De Chapolin a He-Man, goleiro vive super-heróis em campo

De Chapolin a He-Man, goleiro vive super-heróis em campo

Goleiro vira celebridade e evoca mais de 40 cartoons; conheça

Pablo Aurrecochea era apenas um bom e discreto goleiro do Club Guaraní, do Paraguai, até o início de 2010. Foi quando resolveu atender aos pedidos de Noelia, sua mulher. "Os arqueiros uruguaios só usam cores escuras, principalmente pretas. Ela disse: por que não usar cores mais vivas? Aí pensei em botar alguns super-heróis. Agora já são mais de 40", conta em entrevista exclusiva um dos principais personagens do futebol paraguaio nesse momento.

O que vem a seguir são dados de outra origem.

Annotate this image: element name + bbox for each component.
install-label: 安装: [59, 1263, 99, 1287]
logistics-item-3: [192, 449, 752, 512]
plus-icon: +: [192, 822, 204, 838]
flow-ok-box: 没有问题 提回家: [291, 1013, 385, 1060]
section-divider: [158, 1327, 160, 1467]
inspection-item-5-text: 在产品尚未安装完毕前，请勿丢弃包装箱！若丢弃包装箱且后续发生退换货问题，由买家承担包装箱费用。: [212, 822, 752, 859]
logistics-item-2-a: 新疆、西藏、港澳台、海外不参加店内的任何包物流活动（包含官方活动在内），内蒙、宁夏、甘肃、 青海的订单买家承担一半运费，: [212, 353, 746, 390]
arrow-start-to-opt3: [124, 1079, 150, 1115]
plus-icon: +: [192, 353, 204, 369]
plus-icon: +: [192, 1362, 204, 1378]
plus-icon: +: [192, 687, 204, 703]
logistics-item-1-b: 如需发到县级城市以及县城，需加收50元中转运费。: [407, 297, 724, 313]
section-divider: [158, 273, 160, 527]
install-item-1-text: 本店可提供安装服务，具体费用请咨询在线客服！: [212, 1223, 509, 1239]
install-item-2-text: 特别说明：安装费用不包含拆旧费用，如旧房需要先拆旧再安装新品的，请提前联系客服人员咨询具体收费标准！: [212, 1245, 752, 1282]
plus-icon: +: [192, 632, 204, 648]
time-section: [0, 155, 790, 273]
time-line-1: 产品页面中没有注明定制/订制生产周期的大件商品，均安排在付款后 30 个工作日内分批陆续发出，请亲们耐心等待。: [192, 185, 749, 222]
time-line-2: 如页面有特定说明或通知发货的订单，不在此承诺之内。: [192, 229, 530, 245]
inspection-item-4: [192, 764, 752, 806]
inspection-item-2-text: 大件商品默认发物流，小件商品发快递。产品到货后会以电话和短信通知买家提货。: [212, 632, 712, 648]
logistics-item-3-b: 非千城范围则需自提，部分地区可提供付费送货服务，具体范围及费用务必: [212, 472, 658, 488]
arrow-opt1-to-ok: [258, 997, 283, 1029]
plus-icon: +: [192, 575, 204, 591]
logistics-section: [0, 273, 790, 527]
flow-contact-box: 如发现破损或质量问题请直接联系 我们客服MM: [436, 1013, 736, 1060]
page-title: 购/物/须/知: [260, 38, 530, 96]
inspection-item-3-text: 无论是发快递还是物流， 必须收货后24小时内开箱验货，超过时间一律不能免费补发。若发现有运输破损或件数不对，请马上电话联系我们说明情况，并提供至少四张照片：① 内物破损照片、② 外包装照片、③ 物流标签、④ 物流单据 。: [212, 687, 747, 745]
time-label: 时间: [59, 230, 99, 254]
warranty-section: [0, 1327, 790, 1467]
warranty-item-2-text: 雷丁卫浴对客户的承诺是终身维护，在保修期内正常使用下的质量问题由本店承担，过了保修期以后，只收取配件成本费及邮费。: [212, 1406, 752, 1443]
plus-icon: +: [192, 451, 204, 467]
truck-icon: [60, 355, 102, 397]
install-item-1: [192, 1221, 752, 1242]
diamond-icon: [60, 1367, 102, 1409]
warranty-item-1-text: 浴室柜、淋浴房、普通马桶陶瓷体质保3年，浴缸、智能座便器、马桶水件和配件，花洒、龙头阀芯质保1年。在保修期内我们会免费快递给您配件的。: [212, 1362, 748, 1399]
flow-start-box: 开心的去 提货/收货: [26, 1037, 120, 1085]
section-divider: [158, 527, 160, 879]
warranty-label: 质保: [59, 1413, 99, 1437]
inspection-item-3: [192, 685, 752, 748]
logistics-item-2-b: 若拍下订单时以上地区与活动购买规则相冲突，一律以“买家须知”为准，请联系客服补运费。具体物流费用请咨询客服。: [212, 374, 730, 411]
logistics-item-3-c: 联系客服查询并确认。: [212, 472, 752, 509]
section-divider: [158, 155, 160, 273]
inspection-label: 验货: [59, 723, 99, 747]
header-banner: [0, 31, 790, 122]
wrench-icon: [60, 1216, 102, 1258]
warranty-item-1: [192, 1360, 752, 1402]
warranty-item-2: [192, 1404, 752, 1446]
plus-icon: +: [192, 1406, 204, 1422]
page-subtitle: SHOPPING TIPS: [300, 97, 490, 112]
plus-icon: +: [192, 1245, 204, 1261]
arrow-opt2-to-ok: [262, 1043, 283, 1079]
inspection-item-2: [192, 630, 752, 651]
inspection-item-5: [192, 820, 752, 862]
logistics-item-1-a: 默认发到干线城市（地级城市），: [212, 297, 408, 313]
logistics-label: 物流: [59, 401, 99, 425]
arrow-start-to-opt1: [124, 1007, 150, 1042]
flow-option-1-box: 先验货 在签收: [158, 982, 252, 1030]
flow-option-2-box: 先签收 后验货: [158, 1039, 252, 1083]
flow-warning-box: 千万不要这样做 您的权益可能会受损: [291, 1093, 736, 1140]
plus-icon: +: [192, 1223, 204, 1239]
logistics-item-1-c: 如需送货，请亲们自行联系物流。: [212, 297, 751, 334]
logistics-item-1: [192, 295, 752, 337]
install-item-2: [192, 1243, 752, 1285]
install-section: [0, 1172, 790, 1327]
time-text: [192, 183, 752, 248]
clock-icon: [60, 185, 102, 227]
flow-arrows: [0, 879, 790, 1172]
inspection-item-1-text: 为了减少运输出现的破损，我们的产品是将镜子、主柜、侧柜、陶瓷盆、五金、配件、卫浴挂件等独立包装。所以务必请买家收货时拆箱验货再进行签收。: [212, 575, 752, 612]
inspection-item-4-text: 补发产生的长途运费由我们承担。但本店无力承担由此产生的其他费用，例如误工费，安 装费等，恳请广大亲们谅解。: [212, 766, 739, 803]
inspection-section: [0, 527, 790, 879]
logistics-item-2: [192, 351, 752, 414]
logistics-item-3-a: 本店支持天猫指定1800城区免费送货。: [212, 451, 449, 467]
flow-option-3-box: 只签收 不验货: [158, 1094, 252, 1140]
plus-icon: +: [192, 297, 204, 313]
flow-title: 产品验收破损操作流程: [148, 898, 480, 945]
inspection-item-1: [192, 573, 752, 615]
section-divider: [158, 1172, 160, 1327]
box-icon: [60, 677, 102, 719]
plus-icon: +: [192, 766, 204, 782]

De quebra, adversário do Cruzeiro na fase de grupos da Copa Libertadores, que se inicia nesta quarta-feira.

No Club Guaraní, Aurrecochea provocou risos quando apareceu no vestiário e disse aos amigos que vestiria um uniforme todo rosa, com imagem da Pantera Cor de Rosa, diante do Rubio Ñu. A ideia foi colocada em prática e transformou o autor em celebridade. Jornais da Espanha, de Portugal e da Argentina, por exemplo, já foram atrás de Vasco, como ele é chamado, para saber mais sobre as vestimentas exóticas. "No México, ficaram enojados quando usei um uniforme do Chapolin. Perguntaram quem é esse palhaço", conta ele, se divertindo com toda a repercussão.

Em pouco mais de um ano, Vasco Aurrecochea já vestiu uniformes com mais de 40 personagens diferentes. Krusty (palhaço dos Simpsons), Super-Homem, Batman, Garfield, Homem-Aranha, He-Man, Hulk, Chapolin e Mickey são alguns dos cartoons que o goleiro conta já ter utilizado. Nunca repetiu nenhum. Em seus planos para os próximos jogos estão o Pica-Pau e o Pato Donald, conta ele depois de pedir a ajuda da mulher Noelia para se lembrar dos nomes.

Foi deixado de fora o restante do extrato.